A criança com depressão

O existir natural da criança é ser alegre, aventureira, exploradora da natureza, do mundo, dos objetos, do corpo. A criança é um ser movido pela curiosidade, pelo prazer e excitação. Quando não brinca, não sorri, não tem ânimo, não demonstra excitação, não deseja ter amigos é sinal de que está vivendo algo além de uma simples tristeza. A criança pode estar denunciando algo mais profundo e complexo, revelador de um quadro formado por sintomas de natureza física, cognitiva, emocional e comportamental, que vêm afetando o seu mundo psicológico e prejudicando sua vida social. É natural a criança sofrer com a perda de seu bichinho de estimação, de seu brinquedo favorito, com a viagem ou mudança do melhor amigo, com a transferência de escola, com a morte de pessoas significativas. No entanto, quando a criança mantém a tristeza como um estado afetivo-emocional constante e mostra uma instabilidade de humor com reações agudas de irritabilidade, que guiam o seu modo de estar-no-mundo, podemos pensar que o ajustamento criativo inicial para lidar com as situações dolorosas passou a ser disfuncional e há necessidades afetivas primordiais que não estão sendo satisfeitas dentro do campo familiar, o que pode estar retirando sua energia vital, esvaziando o seu eu e sofrendo assim uma depressão.

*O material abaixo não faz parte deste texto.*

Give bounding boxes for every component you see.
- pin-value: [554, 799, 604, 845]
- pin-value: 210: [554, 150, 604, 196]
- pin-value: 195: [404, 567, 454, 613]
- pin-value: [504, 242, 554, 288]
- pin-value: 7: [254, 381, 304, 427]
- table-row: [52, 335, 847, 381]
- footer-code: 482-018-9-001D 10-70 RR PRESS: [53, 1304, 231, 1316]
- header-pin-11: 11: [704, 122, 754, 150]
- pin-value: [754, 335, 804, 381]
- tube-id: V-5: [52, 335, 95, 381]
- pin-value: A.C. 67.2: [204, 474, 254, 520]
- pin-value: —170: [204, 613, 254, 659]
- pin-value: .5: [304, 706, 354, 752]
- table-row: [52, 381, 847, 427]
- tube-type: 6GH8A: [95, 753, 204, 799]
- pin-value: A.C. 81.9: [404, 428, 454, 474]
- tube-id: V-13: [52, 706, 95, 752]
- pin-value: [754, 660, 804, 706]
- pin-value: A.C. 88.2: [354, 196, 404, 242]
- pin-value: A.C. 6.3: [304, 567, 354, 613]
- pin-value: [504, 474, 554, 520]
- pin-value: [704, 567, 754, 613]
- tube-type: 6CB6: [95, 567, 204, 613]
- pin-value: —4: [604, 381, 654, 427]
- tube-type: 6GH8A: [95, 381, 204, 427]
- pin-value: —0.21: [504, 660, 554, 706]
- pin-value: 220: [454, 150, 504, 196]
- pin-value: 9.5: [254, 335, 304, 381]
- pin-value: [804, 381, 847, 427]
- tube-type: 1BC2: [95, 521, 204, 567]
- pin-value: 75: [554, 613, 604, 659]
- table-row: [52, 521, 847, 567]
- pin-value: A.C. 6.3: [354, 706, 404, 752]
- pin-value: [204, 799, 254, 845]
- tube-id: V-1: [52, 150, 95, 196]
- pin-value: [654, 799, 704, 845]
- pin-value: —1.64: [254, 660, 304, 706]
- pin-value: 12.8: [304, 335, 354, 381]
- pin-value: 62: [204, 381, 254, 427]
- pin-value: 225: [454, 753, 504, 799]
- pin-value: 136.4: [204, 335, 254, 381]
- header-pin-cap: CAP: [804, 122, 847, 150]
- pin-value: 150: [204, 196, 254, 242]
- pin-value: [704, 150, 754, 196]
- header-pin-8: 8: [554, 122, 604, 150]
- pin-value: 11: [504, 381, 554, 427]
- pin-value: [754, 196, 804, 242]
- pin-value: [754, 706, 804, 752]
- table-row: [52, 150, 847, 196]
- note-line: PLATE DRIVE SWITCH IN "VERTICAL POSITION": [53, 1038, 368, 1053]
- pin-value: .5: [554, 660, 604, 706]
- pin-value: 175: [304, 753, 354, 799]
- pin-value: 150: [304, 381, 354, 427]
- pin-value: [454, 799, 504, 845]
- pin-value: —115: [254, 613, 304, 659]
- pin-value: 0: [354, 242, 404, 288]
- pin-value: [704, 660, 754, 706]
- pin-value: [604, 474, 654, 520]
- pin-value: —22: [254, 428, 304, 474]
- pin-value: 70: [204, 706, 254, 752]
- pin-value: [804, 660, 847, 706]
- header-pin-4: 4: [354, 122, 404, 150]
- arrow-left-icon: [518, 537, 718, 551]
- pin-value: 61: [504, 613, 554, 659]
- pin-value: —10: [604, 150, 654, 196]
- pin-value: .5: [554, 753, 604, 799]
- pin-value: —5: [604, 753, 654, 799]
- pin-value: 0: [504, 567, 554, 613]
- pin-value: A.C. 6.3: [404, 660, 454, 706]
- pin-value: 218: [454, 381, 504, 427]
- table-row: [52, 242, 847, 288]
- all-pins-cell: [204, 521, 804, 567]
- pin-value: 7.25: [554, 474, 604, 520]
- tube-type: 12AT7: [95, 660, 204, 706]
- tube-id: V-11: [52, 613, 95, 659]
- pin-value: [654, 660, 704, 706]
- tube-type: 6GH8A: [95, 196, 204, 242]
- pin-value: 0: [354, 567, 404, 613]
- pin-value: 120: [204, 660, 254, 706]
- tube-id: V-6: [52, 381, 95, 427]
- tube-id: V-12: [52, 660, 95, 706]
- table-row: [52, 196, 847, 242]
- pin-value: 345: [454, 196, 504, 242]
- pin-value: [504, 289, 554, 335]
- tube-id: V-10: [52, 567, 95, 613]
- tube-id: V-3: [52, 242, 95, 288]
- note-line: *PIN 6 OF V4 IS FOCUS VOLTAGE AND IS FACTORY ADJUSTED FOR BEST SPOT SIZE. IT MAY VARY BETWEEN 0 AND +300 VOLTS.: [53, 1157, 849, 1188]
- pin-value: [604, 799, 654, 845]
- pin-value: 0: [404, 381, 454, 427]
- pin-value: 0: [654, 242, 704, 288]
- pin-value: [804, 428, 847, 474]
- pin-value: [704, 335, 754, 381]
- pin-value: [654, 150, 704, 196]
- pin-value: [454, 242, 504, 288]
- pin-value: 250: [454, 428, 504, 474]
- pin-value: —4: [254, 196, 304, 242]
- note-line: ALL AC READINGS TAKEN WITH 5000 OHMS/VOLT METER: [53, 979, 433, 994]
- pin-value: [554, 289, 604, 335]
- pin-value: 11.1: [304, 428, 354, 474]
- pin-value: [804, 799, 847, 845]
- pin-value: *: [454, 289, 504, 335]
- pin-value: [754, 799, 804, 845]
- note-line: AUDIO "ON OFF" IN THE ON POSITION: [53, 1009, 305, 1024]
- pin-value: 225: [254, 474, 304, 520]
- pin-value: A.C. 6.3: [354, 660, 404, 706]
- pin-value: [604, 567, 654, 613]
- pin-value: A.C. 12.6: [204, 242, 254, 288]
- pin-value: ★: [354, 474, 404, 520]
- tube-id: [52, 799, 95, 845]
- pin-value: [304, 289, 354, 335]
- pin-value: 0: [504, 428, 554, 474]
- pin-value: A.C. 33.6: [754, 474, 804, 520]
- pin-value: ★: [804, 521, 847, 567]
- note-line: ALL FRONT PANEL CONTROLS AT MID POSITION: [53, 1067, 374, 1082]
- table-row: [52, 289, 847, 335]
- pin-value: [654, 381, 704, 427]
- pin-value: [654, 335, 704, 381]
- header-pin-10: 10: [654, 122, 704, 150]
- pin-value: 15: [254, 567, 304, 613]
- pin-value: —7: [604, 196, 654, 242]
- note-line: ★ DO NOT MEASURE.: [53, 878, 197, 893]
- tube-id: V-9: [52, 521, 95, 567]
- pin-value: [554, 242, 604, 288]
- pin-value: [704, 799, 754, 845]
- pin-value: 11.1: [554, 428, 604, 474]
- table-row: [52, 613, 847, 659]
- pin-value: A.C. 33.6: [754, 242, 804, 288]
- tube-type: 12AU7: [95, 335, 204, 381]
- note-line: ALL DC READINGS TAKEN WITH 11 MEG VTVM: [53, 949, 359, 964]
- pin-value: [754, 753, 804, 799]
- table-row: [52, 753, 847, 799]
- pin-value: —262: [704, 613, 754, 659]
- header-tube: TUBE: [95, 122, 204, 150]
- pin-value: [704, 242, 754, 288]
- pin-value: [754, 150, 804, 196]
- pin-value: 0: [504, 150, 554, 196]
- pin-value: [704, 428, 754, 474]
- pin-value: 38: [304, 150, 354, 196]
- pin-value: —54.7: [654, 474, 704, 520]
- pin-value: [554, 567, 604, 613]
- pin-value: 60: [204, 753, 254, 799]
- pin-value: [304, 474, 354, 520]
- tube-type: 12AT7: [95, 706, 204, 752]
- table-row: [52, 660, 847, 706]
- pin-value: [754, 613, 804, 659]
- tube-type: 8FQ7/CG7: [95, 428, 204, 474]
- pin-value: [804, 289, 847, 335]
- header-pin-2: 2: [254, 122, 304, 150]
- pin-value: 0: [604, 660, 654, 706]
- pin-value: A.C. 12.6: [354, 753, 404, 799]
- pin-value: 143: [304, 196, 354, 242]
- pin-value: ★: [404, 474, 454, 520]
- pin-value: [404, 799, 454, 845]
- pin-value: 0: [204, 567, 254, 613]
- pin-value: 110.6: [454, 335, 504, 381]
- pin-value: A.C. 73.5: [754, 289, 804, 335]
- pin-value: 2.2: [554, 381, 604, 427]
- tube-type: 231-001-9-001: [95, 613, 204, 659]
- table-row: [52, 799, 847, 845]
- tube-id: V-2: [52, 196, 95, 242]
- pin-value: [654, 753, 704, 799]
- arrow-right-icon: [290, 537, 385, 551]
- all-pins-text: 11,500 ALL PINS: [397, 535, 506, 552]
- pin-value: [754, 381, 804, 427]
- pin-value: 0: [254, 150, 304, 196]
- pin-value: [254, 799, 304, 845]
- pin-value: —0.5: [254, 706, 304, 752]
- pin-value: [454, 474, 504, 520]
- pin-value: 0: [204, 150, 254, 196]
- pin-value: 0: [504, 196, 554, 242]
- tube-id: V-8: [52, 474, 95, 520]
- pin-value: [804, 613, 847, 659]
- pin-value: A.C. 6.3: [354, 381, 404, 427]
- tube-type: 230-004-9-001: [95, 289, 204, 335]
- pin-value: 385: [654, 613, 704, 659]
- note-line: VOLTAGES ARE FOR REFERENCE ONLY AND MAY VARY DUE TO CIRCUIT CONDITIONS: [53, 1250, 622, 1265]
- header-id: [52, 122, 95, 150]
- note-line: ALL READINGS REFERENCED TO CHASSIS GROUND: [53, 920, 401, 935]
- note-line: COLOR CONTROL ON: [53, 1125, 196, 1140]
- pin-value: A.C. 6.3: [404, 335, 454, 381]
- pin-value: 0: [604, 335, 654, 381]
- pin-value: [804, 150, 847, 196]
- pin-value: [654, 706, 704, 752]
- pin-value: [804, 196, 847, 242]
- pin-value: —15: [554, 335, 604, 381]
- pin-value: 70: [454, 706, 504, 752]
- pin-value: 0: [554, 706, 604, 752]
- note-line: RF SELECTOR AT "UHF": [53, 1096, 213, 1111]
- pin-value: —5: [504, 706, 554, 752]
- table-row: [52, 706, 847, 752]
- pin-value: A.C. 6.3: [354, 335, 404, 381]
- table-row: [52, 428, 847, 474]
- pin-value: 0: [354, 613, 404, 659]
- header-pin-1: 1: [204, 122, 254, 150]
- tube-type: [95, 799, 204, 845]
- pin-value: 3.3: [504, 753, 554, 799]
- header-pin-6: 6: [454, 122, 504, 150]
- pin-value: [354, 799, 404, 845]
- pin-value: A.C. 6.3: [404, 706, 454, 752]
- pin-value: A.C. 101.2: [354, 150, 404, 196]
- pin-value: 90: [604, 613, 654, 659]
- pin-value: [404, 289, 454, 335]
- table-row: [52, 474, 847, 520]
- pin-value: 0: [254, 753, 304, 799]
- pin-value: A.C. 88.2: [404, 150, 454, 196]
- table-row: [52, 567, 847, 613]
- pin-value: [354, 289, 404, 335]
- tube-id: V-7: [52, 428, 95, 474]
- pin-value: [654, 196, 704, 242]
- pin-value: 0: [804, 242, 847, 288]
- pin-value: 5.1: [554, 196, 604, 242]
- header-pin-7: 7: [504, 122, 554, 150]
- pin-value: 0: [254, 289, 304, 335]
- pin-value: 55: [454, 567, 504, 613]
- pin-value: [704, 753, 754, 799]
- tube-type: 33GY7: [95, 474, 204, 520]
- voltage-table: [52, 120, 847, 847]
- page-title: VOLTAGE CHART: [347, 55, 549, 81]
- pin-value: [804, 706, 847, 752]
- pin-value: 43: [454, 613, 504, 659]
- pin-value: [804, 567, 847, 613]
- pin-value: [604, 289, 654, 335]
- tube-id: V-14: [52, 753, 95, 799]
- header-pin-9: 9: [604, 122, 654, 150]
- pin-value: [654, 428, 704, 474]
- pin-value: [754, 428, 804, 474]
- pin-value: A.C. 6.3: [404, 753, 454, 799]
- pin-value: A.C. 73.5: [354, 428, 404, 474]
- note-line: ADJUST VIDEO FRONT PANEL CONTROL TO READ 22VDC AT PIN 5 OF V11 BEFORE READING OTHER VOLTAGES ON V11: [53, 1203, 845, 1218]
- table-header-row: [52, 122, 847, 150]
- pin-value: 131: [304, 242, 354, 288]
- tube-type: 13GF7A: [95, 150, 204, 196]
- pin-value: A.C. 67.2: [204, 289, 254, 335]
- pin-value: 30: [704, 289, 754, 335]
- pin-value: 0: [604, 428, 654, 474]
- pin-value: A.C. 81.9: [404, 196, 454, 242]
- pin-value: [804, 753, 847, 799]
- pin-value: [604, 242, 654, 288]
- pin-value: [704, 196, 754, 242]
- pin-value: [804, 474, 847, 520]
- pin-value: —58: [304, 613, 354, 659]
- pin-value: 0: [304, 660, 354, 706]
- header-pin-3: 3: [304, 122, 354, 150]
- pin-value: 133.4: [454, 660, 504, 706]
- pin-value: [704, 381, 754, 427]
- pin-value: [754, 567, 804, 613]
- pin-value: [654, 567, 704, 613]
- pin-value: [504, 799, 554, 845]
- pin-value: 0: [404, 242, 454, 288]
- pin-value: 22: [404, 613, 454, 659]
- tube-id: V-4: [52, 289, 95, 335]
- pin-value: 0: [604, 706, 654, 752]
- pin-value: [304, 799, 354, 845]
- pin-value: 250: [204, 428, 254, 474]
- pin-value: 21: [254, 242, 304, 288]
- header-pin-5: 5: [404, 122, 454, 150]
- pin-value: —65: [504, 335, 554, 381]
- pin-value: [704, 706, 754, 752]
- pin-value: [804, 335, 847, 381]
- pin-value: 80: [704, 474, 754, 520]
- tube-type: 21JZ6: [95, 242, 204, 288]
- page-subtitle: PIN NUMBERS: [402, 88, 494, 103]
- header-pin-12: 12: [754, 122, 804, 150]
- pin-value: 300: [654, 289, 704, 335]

A reação de depressão invade o ser humano desde os anos iniciais de sua existência, quando experiencia separações, rupturas, perdas afetivas precoces e principalmente quando não se percebe fonte de investimento amoroso na relação maternal primária. Ajuriaguerra e Marcelli (1986) discorrem sobre as manifestações depressivas da criança pequena (3 anos a 5-6 anos), da criança maior (5-6anos a 12-13 anos) e do adolescente, relacionando o surgimento da depressão à separação (dos pais, doença, breve hospitalização), a uma perda amorosa ou a remanejamentos psicoafetivos próprios da idade.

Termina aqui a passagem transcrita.